Department of Justice officials said that Monday’s U. S. District Court ruling to permanently block the executive order does not erase that Dec. 8 deadline to reply to last week’s letter. Officials also added that they plan to appeal that decision.
“The District Court exceeded its authority today when it barred the President from instructing his cabinet members to enforce existing law,” said Devin O’Malley, a Department of Justice spokesman. “The Justice Department will vindicate the President’s lawful authority to direct the executive branch.”
Kai Williams, a spokeswoman for the city of Jackson, said Tuesday that the city acknowledges the ruling stating the Justice Department’s threatened actions are rooted in an unconstitutional executive order.

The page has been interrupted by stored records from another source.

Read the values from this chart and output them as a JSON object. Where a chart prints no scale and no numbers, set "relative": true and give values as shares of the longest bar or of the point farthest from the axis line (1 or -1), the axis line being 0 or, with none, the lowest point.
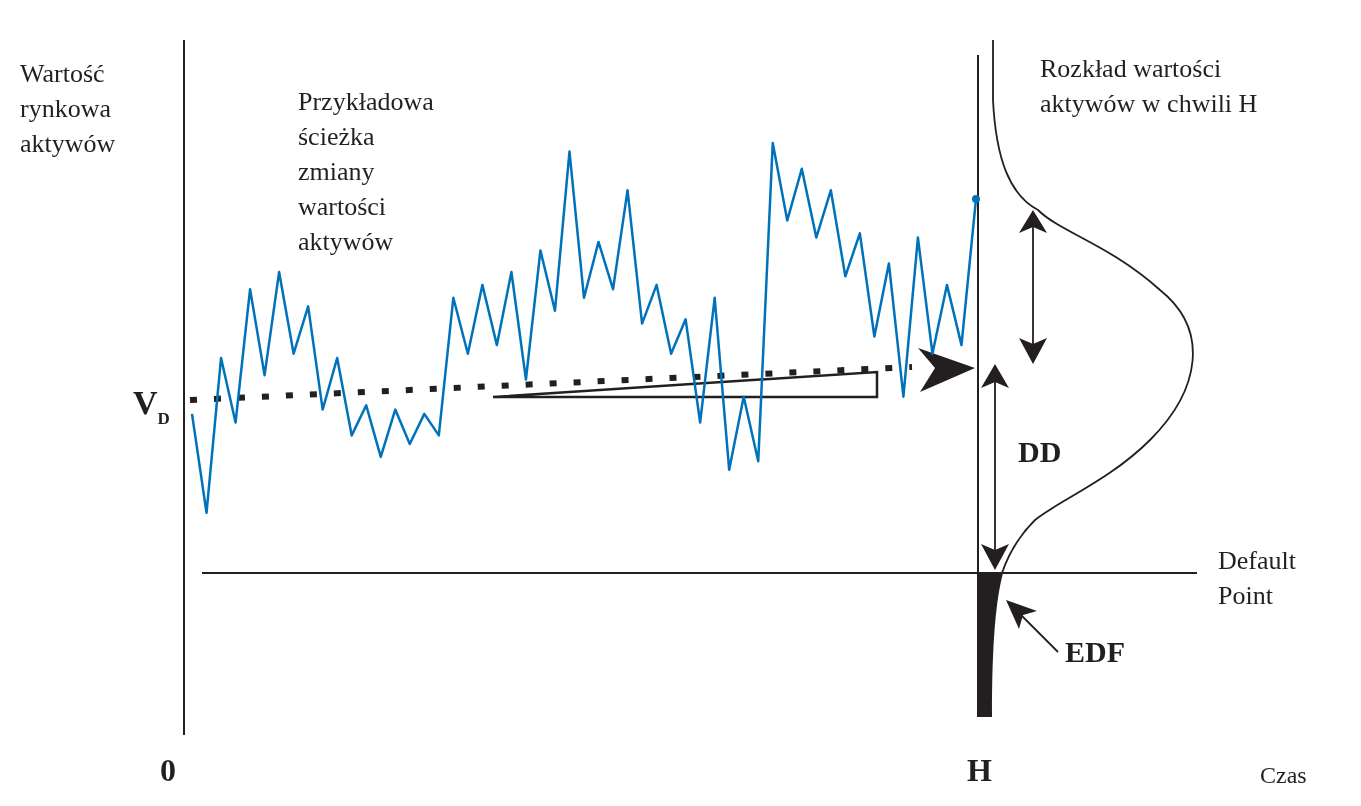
{
  "chart_data": {
    "type": "line",
    "relative": true,
    "ylabel": "Wartość rynkowa aktywów",
    "annotations": [
      "Przykładowa ścieżka zmiany wartości aktywów",
      "Rozkład wartości aktywów w chwili H",
      "DD",
      "EDF",
      "0",
      "H",
      "V$_{D}$",
      "Czas",
      "Default Point"
    ],
    "categories": [
      null,
      null,
      null,
      null,
      null,
      null,
      null,
      null,
      null,
      null,
      null,
      null,
      null,
      null,
      null,
      null,
      null,
      null,
      null,
      null,
      null,
      null,
      null,
      null,
      null,
      null,
      null,
      null,
      null,
      null,
      null,
      null,
      null,
      null,
      null,
      null,
      null,
      null,
      null,
      null,
      null,
      null,
      null,
      null,
      null,
      null,
      null,
      null,
      null,
      null,
      null,
      null,
      null,
      null,
      null
    ],
    "series": [
      {
        "color": "#0072bc",
        "values": [
          0.37,
          0.14,
          0.5,
          0.35,
          0.66,
          0.46,
          0.7,
          0.51,
          0.62,
          0.38,
          0.5,
          0.32,
          0.39,
          0.27,
          0.38,
          0.3,
          0.37,
          0.32,
          0.64,
          0.51,
          0.67,
          0.53,
          0.7,
          0.45,
          0.75,
          0.61,
          0.98,
          0.64,
          0.77,
          0.66,
          0.89,
          0.58,
          0.67,
          0.51,
          0.59,
          0.35,
          0.64,
          0.24,
          0.41,
          0.26,
          1,
          0.82,
          0.94,
          0.78,
          0.89,
          0.69,
          0.79,
          0.55,
          0.72,
          0.41,
          0.78,
          0.51,
          0.67,
          0.53,
          0.87
        ]
      }
    ]
  }
}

Williams said after carefully considering Monday’s decision and other rulings, the city will prepare a response to the Justice Department’s letter sent to Jackson and 28 other jurisdictions saying each may have laws, policies or practices that violate a federal immigration enforcement statute.
“The City’s anti-profiling ordinance, as worded and practiced, is not in violation of federal immigration laws,” Williams said in a statement. “The ordinance falls short of establishing a sanctuary from federal immigrations laws. However, the ordinance echoes the ‘sanctuary’ promised individuals by the U.S. Constitution against acts of racial and ethnic profiling by the government.”
Monday’s ruling followed lawsuits from two California counties addressing President Trump’s January executive order that aims to punish cities, counties and states attempting to protect undocumented immigrants from deportation by federal authorities with assistance from local law enforcement.
In the letter dated Nov. 15 but addressed to former Jackson Mayor Tony Yarber, federal justice officials cite an ordinance Jackson adopted in 2010 that prohibits police from questioning people about their immigration status solely to determine if they are in the country illegally.
Last week, Jackson Mayor Chokwe A. Lumumba responded to the Justice Department’s threats to cut law enforcement funding, saying Jackson officials “unflinchingly uphold the canon of human rights for human beings” in regards to the city ordinance.
The funding in question is the city’s fiscal year 2016 Byrne Justice Assistance Grant Program, or JAG, award. The Edward Byrne Memorial Justice Assistance Grant Program JAG allows states and units of local government, including tribes, to support a broad range of activities to prevent and control crime based on their own state and local needs and conditions, the Department of Justice website says.
Mississippi received $1.8 million from the program in fiscal year 2017, records show.